2011-09-19 11:28:42

Bischof aus Jerusalem: „Abbas hat keine andere Wahl“


RealAudioMP3 Die Palästinenser wollen sich am Freitag an die UNO wenden und formell um ihre Anerkennung als Staat ersuchen. Die diplomatische Initiative sorgt bei israelischen, amerikanischen und europäischen Diplomaten für Hinterzimmerhektik. Am letzten Mittwoch hat Palästinenserpräsident Mahmud Abbas die Bischöfe aus Jerusalem in seinem Amtssitz in Ramallah empfangen, um ihnen sein Projekt zu erläutern. Die orthodoxen, katholischen und protestantischen Bischöfe riefen danach in einer gemeinsamen Erklärung zu Gebet und diplomatischen Anstrengungen auf. William Shomali ist der Lateinische Weihbischof von Jerusalem. Er meint im Interview mit uns:
„Alle Palästinenser und mit ihnen die Christen schauen derzeit auf die Vereinten Nationen: Wird die Vollversammlung Palästina als Staat, aber Nicht-UNO-Mitglied anerkennen?
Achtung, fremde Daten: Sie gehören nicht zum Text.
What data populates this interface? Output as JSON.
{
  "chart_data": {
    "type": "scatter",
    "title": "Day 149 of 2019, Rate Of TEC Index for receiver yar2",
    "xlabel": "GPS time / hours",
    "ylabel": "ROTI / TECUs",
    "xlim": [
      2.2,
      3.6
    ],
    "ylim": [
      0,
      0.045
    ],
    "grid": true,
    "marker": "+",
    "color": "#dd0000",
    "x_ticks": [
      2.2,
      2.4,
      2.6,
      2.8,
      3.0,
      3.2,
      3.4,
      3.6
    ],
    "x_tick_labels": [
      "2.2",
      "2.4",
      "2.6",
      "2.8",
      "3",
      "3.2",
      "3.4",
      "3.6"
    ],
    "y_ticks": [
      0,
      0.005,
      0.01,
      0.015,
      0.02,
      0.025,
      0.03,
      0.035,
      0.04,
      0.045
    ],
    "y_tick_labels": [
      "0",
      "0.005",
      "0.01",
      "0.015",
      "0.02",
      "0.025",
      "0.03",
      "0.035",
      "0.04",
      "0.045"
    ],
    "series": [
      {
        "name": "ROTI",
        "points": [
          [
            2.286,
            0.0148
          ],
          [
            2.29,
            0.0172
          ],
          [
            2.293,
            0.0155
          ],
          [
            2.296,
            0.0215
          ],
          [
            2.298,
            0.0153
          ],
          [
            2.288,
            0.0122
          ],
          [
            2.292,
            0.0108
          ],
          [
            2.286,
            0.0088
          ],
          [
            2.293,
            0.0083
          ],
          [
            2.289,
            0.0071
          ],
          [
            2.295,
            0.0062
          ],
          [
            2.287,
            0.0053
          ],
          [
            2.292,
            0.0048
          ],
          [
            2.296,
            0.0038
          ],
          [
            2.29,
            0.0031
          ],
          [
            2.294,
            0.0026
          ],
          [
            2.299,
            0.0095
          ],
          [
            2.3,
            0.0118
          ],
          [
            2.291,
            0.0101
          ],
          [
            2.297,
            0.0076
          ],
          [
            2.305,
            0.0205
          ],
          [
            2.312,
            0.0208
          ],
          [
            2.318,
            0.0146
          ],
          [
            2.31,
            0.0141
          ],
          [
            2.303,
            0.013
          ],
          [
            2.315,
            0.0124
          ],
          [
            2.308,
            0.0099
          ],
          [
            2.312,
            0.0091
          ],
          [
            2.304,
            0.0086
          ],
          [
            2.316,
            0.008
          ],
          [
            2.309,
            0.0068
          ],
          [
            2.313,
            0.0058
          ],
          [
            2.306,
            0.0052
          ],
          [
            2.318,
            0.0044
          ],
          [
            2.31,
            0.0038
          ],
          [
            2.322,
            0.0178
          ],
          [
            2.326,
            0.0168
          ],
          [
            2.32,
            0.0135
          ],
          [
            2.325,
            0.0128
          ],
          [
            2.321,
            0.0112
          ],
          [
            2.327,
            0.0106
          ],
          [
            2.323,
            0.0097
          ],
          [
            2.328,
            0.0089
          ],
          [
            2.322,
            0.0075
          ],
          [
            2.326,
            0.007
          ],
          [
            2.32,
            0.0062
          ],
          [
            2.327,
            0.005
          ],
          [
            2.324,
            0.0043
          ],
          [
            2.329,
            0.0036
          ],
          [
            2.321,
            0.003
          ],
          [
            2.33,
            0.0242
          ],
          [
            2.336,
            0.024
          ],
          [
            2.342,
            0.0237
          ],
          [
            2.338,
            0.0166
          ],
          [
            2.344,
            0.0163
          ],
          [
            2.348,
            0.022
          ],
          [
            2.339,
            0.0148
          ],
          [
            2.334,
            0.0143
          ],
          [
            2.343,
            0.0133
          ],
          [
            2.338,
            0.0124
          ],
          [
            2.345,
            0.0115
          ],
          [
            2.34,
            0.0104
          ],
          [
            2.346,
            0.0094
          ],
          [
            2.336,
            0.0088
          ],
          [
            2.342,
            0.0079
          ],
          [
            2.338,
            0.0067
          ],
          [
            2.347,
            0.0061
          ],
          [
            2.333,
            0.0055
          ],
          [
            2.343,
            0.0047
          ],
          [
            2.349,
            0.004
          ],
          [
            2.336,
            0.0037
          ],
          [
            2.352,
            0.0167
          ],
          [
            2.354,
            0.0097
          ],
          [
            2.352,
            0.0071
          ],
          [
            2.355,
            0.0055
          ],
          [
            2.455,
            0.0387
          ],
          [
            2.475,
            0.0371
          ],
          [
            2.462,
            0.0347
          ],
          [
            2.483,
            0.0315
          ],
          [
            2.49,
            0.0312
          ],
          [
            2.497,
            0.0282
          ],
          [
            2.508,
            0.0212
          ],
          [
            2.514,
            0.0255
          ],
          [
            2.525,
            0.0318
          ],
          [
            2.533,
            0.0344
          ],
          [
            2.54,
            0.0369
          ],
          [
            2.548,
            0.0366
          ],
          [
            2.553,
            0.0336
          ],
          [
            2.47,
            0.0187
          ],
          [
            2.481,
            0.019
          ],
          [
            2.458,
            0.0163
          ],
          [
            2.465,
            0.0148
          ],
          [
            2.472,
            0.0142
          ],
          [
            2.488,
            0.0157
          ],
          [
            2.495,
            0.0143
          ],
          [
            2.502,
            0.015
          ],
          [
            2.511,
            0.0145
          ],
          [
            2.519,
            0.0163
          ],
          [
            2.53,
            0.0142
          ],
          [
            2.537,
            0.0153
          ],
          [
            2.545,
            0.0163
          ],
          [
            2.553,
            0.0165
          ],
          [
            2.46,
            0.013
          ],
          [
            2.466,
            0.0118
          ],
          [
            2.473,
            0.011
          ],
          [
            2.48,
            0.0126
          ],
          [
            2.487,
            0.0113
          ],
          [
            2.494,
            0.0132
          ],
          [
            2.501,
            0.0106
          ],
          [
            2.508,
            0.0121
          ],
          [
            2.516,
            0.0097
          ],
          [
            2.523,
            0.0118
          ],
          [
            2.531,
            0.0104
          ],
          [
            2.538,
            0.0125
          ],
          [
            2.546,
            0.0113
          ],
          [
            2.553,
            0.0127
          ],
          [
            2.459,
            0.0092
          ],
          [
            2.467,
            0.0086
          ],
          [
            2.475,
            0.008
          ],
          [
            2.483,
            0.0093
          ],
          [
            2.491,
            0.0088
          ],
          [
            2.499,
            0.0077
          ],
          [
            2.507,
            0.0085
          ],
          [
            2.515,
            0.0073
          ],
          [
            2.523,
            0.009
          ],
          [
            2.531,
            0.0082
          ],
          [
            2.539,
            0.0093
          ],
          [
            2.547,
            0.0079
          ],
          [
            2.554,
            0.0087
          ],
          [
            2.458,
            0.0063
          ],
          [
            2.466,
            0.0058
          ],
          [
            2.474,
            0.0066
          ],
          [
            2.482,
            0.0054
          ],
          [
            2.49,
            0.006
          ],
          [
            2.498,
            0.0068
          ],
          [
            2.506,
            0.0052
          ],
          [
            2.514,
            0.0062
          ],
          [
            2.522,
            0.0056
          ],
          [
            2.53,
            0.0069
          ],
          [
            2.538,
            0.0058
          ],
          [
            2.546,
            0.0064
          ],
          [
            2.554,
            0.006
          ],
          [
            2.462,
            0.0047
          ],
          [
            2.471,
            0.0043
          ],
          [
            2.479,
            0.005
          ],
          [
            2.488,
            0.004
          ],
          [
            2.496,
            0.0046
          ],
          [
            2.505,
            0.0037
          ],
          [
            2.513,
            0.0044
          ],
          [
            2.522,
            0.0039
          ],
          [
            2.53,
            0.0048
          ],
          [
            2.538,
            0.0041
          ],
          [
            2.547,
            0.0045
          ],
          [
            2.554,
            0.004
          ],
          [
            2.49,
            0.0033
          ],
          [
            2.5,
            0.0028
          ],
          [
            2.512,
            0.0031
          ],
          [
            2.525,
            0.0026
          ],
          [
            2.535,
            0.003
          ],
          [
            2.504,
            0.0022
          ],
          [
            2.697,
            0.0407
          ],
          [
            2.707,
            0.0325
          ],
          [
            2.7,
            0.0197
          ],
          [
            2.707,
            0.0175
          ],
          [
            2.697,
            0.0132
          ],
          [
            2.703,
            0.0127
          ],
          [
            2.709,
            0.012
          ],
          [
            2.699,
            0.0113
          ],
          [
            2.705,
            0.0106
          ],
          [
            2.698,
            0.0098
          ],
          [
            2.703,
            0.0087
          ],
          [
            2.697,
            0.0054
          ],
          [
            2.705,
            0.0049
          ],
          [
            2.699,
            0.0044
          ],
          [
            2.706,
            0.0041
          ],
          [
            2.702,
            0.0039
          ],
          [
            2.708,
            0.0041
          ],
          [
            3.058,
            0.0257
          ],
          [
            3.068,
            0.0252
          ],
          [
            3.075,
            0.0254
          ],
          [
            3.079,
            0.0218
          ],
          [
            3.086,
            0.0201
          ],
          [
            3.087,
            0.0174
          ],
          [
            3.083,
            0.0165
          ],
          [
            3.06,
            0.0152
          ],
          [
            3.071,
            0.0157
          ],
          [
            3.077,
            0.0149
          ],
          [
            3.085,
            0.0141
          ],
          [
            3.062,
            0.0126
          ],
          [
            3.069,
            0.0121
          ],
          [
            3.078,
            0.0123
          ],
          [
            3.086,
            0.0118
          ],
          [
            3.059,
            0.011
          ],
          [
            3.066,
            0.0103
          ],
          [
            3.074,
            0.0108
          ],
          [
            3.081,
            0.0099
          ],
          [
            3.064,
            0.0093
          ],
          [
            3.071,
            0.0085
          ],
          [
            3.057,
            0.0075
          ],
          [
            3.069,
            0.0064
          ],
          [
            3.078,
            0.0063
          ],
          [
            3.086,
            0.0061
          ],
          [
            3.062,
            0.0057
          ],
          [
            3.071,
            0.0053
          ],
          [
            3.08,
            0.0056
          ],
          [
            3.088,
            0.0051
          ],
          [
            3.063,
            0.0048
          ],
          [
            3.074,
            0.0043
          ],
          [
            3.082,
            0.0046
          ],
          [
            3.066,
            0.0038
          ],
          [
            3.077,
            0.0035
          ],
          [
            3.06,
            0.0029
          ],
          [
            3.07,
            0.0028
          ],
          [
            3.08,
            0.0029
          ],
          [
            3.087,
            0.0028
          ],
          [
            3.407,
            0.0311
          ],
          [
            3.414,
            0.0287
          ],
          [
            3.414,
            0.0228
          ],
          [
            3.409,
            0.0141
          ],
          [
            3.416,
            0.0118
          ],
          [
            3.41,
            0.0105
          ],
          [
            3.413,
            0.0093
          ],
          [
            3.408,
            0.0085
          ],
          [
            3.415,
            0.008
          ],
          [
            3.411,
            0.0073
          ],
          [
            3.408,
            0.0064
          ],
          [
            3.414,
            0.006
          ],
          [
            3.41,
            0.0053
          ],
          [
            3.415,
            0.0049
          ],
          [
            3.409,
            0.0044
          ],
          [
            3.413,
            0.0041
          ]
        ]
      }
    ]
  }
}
Das ist etwas verwirrend: Man kann ein Staat sein, aber gleichzeitig doch kein UNO-Mitglied. Für die Palästinenser würde das einen Schritt nach vorn bedeuten, weil es ihnen neue Möglichkeiten öffnet. Vor allem gibt es ihnen bei Friedensgesprächen mit Israel einen besseren Status, als sie ihn bisher haben.“
In völkerrechtlicher Hinsicht ist noch vieles offen an dem Spiel: Viele Beobachter halten es für möglich, dass Palästina schließlich einen ähnlichen Beobachter-Status bei den Vereinten Nationen erhält, wie ihn früher die Schweiz hatte und derzeit der Vatikan. Shomali setzt auf alles, was den Palästinensern aus ihrer derzeitigen Lage heraushilft:
„In wirtschaftlicher Hinsicht geht es den Christen in Palästina im Moment zwar etwas besser, weil die Pilgerfahrten vor allem nach Betlehem wieder angezogen haben. Es bleibt aber schwierig wegen der Barrieren, der Schwierigkeiten beim Beschaffen einer Arbeitserlaubnis oder der Genehmigungen zum Hausbau. 31 Prozent der Palästinenser sind arm, die Arbeitslosigkeit liegt bei 29 Prozent.“
Beim diplomatischen Tauziehen zwischen Ramallah, Tel Aviv, Washington und auch Brüssel sind die christlichen Palästinenser derzeit nur Zuschauer, so Bischof Shomali:
„Wir können mit nur zwei Prozent Christen keine besondere Stimme und kein besonderes Gewicht beanspruchen. Doch es gibt immerhin christliche Minister in der palästinensischen Regierung; Präsident Abbas hört unsere Stimme, und als er uns vor kurzem in seinen Präsidentenpalast einlud, hat er uns um unsere Gebete für seine UNO-Initiative gebeten; das hat uns berührt. Und auch, dass er das Evangelium zitiert hat, um zu beteuern, dass er gegen jedwede Gewalt oder Rache sei. Seine Haltung ist beeindruckend; ich glaube, das ist der richtige Moment für Initiativen dieser Art, solange wir über solche Führungspersönlichkeiten verfügen.“
Hätten die Palästinenser sich nicht um ein Wiederauftauen des tiefgefrorenen Friedensprozesses bemühen sollen, wie das etwa Nahost-Vermittler Tony Blair vorgeschlagen hat? Nein, das bringt nichts, meint der Bischof.
„Die Verhandlungen sind gescheitert - und genau darum wendet sich Abbas doch an die Vereinten Nationen! Wir finden zu keiner gemeinsamen Ausgangsbasis mit Israel, etwa in der Frage der Grenzen, beim Status der Flüchtlinge und beim Status von Jerusalem. Wir sehen im Moment keine sichere Basis, die Abbas davon dispensieren könnte, sich an die UNO zu wenden.“
Wahrscheinlich bekommt Palästina in der Vollversammlung die nötige Zweidrittel-Mehrheit, um als Nicht-UNO-Mitglied anerkannt zu werden. Damit stünden die Palästinensergebiete dann diplomatisch auf einer Stufe mit dem Vatikan. Das wäre für die Palästinenser vor allem ein symbolischer Erfolg. Benedikt XVI. hat sich bei seiner Nahostreise 2009 deutlich für einen souveränen Palästinenserstaat eingesetzt.
(rv 19.09.2011 sk)

Unser Foto zeigt Präsident Abbas bei seiner Ankunft in New York, wo er an der UNO-Vollversammlung teilnehmen will.